Deze maatregel is niet alleen kapitaalvernietiging van bezit dat door de maatschappij is opgebouwd, het betekent ook een afname van de waarde van het woningbezit van de huidige huizenbezitters. Want hoe meer woningen op de markt komen, hoe lager de waarde van de overige koopwoningen, een eenvoudige economische wet van weinig vraag en teveel aanbod. Er staan landelijk circa 200.000 woningen te koop, waarvan eind 2011 in Deventer bijna 950 woningen. En deze woningen staan lang te koop. Dit effect wordt nog eens verergerd, doordat de kopers van deze woningen, de huidige huurders, de starters van morgen hadden kunnen zijn. Normaliter kopen huurders een eigen huis zodra het inkomen dat toelaat. Nu zal men de bestaande huurwoning gaan kopen. Gevolg: de doorstroming op de woningmarkt blijft uit, het bordje te koop blijft nog langer staan. En voor zoekende huurders komen er geen huizen meer vrij omdat het aantal huurwoningen daalt.

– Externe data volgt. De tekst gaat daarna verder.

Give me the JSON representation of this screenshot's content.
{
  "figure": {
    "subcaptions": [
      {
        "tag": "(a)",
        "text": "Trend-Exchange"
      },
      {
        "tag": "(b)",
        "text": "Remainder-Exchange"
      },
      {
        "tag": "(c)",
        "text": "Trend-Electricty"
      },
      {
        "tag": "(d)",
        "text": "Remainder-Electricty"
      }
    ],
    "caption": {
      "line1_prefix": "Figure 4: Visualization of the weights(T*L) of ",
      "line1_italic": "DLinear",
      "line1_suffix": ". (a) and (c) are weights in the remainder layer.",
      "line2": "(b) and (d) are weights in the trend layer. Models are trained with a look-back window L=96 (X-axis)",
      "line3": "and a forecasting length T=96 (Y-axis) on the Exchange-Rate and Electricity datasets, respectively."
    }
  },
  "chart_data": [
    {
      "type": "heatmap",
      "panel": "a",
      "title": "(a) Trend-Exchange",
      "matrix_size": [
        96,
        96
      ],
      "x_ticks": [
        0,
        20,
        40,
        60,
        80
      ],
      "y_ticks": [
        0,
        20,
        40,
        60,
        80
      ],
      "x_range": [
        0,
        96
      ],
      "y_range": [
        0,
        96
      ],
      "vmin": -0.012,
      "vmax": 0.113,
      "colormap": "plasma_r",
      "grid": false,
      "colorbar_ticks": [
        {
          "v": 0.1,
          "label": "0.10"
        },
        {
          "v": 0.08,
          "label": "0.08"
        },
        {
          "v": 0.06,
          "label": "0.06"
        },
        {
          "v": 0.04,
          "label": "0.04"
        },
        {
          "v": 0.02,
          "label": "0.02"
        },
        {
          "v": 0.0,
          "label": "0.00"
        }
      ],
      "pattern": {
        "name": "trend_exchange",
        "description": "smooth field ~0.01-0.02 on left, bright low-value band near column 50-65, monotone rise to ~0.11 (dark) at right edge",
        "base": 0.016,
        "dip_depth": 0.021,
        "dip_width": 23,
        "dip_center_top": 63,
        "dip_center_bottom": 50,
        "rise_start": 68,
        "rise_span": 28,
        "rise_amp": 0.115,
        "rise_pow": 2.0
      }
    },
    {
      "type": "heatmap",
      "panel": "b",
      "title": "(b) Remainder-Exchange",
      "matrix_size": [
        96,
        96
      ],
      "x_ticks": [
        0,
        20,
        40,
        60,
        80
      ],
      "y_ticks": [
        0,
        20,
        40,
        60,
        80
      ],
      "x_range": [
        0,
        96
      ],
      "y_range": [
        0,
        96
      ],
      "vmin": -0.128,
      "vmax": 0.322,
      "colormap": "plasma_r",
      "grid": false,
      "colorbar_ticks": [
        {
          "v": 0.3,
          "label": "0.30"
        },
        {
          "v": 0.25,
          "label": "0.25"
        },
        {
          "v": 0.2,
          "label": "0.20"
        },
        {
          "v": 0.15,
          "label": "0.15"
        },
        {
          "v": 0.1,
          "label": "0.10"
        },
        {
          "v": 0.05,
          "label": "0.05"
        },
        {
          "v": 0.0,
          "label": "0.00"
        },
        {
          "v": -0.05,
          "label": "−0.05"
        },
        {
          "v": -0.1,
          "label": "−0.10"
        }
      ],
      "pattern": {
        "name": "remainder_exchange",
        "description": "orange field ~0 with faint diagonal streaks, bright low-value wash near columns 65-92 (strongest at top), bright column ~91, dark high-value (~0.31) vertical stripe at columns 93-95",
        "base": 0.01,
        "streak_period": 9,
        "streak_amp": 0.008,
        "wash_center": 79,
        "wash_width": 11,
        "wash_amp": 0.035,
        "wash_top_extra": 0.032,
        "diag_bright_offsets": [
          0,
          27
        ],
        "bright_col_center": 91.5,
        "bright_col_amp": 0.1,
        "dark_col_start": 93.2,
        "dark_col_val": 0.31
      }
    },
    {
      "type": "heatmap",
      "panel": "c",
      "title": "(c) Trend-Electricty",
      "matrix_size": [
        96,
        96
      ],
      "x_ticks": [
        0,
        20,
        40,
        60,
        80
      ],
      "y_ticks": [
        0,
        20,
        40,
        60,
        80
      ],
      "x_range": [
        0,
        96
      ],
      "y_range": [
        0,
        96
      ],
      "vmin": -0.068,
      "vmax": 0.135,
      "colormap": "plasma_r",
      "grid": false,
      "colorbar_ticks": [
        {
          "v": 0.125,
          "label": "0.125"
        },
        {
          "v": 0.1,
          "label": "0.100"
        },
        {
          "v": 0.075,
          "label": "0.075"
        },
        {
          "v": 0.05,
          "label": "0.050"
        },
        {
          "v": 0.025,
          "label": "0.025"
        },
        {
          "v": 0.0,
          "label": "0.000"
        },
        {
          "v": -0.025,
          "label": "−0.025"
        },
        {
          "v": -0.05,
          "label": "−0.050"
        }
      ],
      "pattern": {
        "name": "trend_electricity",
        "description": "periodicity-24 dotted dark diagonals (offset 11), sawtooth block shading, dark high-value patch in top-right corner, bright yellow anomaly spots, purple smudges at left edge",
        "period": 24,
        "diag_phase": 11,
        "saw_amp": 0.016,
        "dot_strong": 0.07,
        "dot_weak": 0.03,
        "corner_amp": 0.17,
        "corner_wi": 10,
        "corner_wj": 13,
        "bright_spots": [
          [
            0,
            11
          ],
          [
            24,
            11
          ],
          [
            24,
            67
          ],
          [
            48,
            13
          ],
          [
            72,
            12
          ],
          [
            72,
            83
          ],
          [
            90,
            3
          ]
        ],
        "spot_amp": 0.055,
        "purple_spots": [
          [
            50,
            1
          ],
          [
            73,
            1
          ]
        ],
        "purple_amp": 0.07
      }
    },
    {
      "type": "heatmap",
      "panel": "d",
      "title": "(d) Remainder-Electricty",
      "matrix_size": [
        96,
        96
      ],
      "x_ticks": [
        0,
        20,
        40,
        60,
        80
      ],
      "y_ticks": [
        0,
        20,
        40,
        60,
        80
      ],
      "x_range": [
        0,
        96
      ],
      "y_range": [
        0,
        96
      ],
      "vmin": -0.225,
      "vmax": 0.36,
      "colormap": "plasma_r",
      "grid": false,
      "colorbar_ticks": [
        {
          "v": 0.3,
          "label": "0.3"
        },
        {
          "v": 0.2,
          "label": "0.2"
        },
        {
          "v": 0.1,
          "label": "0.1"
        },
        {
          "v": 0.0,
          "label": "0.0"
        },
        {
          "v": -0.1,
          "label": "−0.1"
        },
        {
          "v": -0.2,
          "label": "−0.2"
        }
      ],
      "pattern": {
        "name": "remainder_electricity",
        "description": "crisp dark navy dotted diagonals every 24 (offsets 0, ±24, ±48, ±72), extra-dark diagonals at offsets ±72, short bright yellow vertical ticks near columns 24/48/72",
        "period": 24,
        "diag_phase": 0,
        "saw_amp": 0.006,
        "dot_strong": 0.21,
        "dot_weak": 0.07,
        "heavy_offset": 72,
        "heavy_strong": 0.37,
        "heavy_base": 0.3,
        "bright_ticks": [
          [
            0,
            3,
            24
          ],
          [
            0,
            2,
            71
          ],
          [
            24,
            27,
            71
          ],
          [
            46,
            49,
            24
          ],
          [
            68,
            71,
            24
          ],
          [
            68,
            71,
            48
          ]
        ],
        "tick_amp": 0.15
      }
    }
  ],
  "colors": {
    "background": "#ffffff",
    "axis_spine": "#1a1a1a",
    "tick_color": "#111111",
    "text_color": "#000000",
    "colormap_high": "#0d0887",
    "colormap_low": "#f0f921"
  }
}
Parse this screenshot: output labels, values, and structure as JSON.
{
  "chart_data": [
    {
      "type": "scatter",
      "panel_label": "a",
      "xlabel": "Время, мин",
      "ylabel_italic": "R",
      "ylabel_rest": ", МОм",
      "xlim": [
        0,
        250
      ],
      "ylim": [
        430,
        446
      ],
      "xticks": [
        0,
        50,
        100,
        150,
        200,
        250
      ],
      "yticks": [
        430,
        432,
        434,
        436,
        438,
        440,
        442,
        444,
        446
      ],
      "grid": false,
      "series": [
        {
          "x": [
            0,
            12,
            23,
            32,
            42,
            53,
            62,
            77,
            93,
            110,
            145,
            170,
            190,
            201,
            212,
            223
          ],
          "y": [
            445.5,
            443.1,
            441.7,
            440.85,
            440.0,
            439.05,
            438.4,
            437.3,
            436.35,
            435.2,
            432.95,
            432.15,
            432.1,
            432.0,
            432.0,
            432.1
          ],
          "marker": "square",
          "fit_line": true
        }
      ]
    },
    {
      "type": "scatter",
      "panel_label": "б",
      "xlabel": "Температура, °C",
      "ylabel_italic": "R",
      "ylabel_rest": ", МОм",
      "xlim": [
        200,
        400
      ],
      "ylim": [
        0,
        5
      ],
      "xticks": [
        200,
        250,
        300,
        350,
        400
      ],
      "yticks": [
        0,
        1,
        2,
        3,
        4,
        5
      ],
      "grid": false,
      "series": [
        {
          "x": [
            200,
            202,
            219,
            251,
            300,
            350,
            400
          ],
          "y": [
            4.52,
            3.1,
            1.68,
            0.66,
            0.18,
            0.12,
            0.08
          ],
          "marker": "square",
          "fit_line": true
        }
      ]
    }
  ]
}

Ook voor woningcorporaties betekent deze maatregel grote onzekerheid. Hun bezit en onderpand wordt onzekerder, het kan morgen immers verkocht zijn. Daarnaast zal men tegen hogere rente moeten lenen om plannen gefinancierd te krijgen. Meer kosten voor de corporatie betekent hogere huren en besparingen op onderhoud. Waarom zou een eigenaar in een woning investeren om hem energiezuinig te maken als hij morgen gedwongen verkocht kan worden? Om maar te zwijgen over de gatenkaas die in het bezit van de corporaties wordt geslagen. Een wijk als het Oostrik in Deventer heeft zo al zijn versnipperde problemen door het verkochte huurbezit. En in een wijk als het Rode Dorp is het onderhoud van de huurwoningen al jaren een probleem. In Groot-Brittannië, waar dit Thatcheriaanse beleid is doorgevoerd in de jaren ’80 hebben we gezien dat juist het beste corporatiebezit werd verkocht en de slechte woningen overbleven.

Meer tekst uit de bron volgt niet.